LA FILLE DE NOSTRADAMUS - Conte provencal.
Nostradamus, le prophète, qui annonça plusieurs siècles à l'avance des événements qui depuis arrivèrent, consulta les astres lorsqu'il sut que sa femme était enceinte.
Le jour de l'accouchement, il se remit en observation et recommanda qu'on le prévint aussitôt que l'on saurait le sexe de l'enfant.
Il regardait donc le ciel avec une grande lunette, lorsque quelqu'un accourut et lui dit :
- Moussu Nostredame, c'est une fille !
- Tant pis ! s'écria l'astrologue; ce sera une satanée coureuse.
Cependant, Nostradamus se préoccupa d'atténuer les conséquences de cet horoscope. Il réussit, mais en partie seulement.
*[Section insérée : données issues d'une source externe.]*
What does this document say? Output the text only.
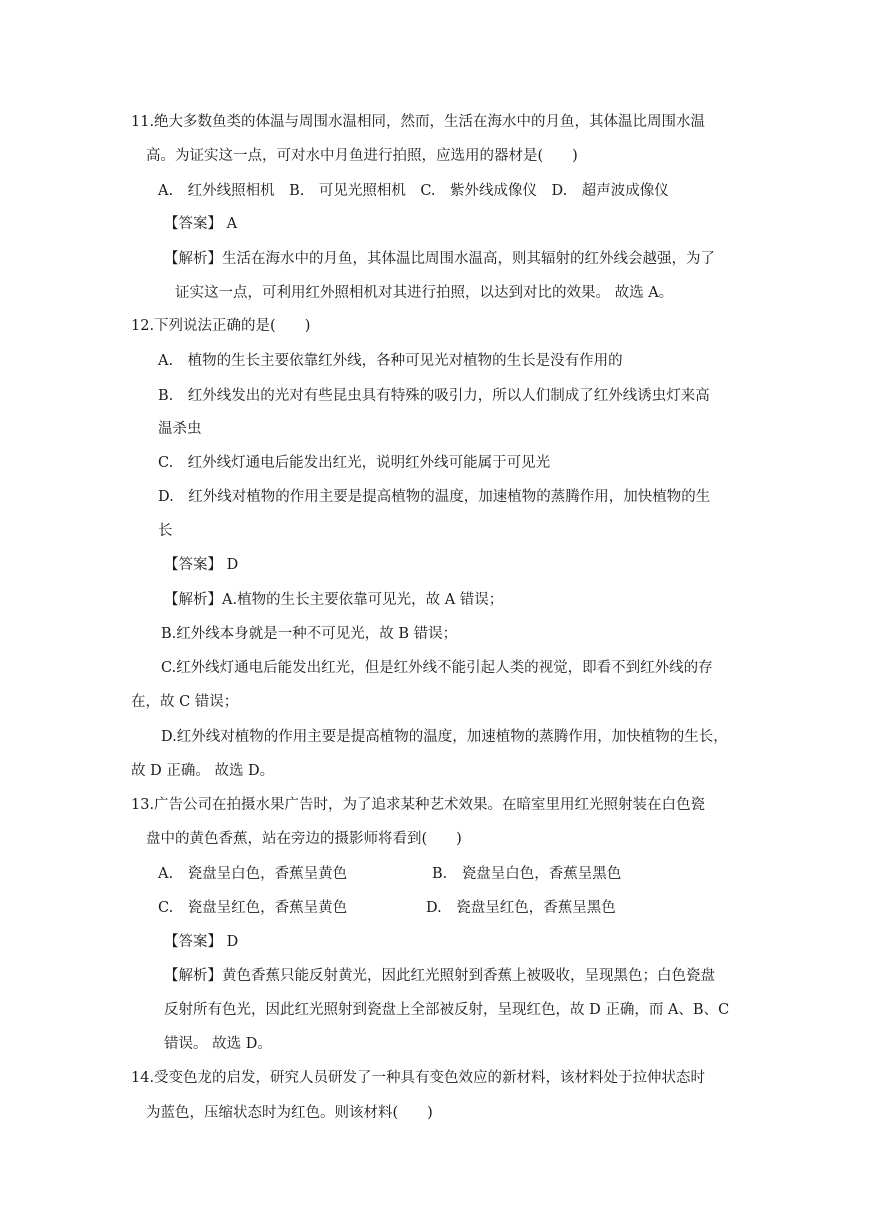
11.绝大多数鱼类的体温与周围水温相同，然而，生活在海水中的月鱼，其体温比周围水温
高。为证实这一点，可对水中月鱼进行拍照，应选用的器材是(　　)
A.　红外线照相机　B.　可见光照相机　C.　紫外线成像仪　D.　超声波成像仪
【答案】 A
【解析】生活在海水中的月鱼，其体温比周围水温高，则其辐射的红外线会越强，为了
证实这一点，可利用红外照相机对其进行拍照，以达到对比的效果。 故选 A。
12.下列说法正确的是(　　)
A.　植物的生长主要依靠红外线，各种可见光对植物的生长是没有作用的
B.　红外线发出的光对有些昆虫具有特殊的吸引力，所以人们制成了红外线诱虫灯来高
温杀虫
C.　红外线灯通电后能发出红光，说明红外线可能属于可见光
D.　红外线对植物的作用主要是提高植物的温度，加速植物的蒸腾作用，加快植物的生
长
【答案】 D
【解析】A.植物的生长主要依靠可见光，故 A 错误；
B.红外线本身就是一种不可见光，故 B 错误；
C.红外线灯通电后能发出红光，但是红外线不能引起人类的视觉，即看不到红外线的存
在，故 C 错误；
D.红外线对植物的作用主要是提高植物的温度，加速植物的蒸腾作用，加快植物的生长，
故 D 正确。 故选 D。
13.广告公司在拍摄水果广告时，为了追求某种艺术效果。在暗室里用红光照射装在白色瓷
盘中的黄色香蕉，站在旁边的摄影师将看到(　　)
A.　瓷盘呈白色，香蕉呈黄色	B.　瓷盘呈白色，香蕉呈黑色
C.　瓷盘呈红色，香蕉呈黄色	D.　瓷盘呈红色，香蕉呈黑色
【答案】 D
【解析】黄色香蕉只能反射黄光，因此红光照射到香蕉上被吸收，呈现黑色；白色瓷盘
反射所有色光，因此红光照射到瓷盘上全部被反射，呈现红色，故 D 正确，而 A、B、C
错误。 故选 D。
14.受变色龙的启发，研究人员研发了一种具有变色效应的新材料，该材料处于拉伸状态时
为蓝色，压缩状态时为红色。则该材料(　　)
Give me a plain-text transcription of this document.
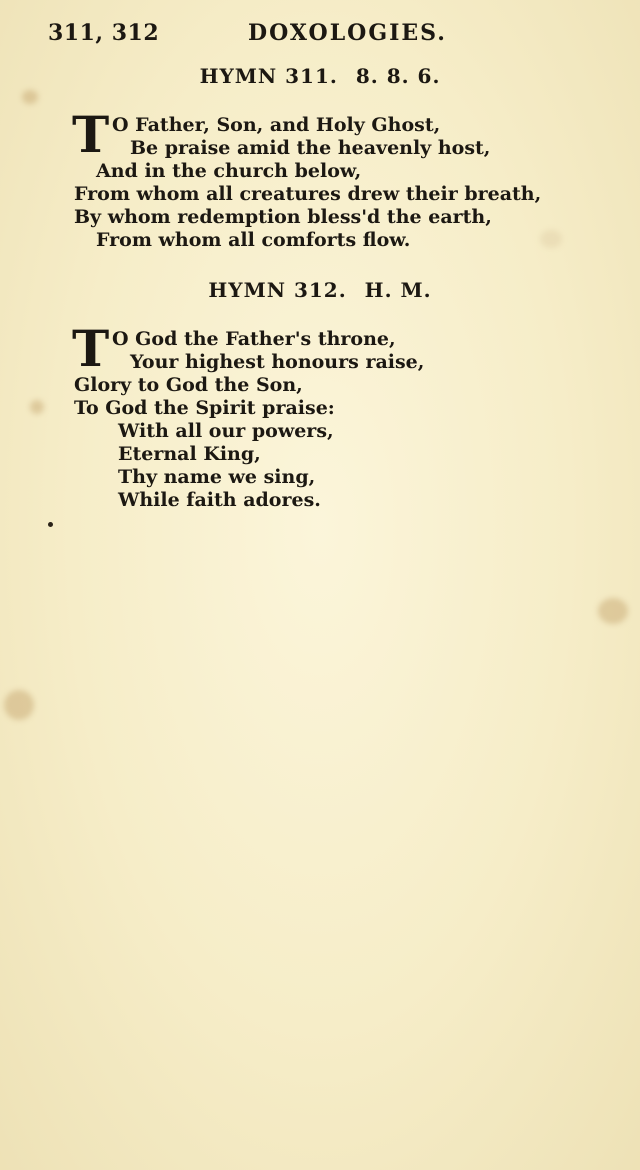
311, 312	DOXOLOGIES.
HYMN 311. 8. 8. 6.
T O Father, Son, and Holy Ghost,
Be praise amid the heavenly host,
And in the church below,
From whom all creatures drew their breath,
By whom redemption bless'd the earth,
From whom all comforts flow.
HYMN 312. H. M.
T O God the Father's throne,
Your highest honours raise,
Glory to God the Son,
To God the Spirit praise:
With all our powers,
Eternal King,
Thy name we sing,
While faith adores.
Le jour où sa fille fut en âge de se marier et qu'on demanda sa main, il prit à part l'amoureux et lui dit :
- Je dois vous prévenir que ma fille, pendant l'année qui suivra son mariage, doit mener une conduite irrégulière. Elle trompera cinq fois celui qui l'épousera. Réfléchissez et voyez s'il vous plait de persister.
L'amoureux réfléchit, consulta quelques amis, revint auprès de Nostradamus, et lui dit :
- Vous qui savez tant de choses, dites-moi ce que je puis faire pour empêcher le pronostic de se réaliser.
Nostradamus lui répondit :
- Surveillez votre femme; lorsqu'elle songera à vous tromper , vous vous déguiserez pour qu'elle s'adresse à vous.
Le mariage fut célébré, et pendant quelques temps le ménage fut très uni. Mais un jour le mari se rendit compte que le moment critique était arrivé.
Voilà donc qu'un soir sa femme s'échappe de la maison. Le mari se déguise aussitôt en matelot et se trouve comme par hasard sur le chemin de la coureuse. La rencontre se fait sans bruit, et la femme dit les choses les plus aimables au matelot de rencontre. ils se quittent si bons amis, que la femme donne une jolie bague à son galant.
Quelques jours plus tard, les mêmes velléités d'inconduite recommencent chez la jeune femme. Cette fois le mari se déguise en soldat et la trompe encore. Elle fait cadeau d'un autre bijou.
Une troisième fois, le mari se déguise en paysan, et les choses se passent de la même façon.
Une quatrième et une cinquième fois, même aventure se produisit. Je laisse de côté le déguisement que choisit le mari, et qui varie selon l'humeur du conteur. il faut noter qu'à chaque fugue, le jeune femme offrait un souvenir de prix à son compagnon.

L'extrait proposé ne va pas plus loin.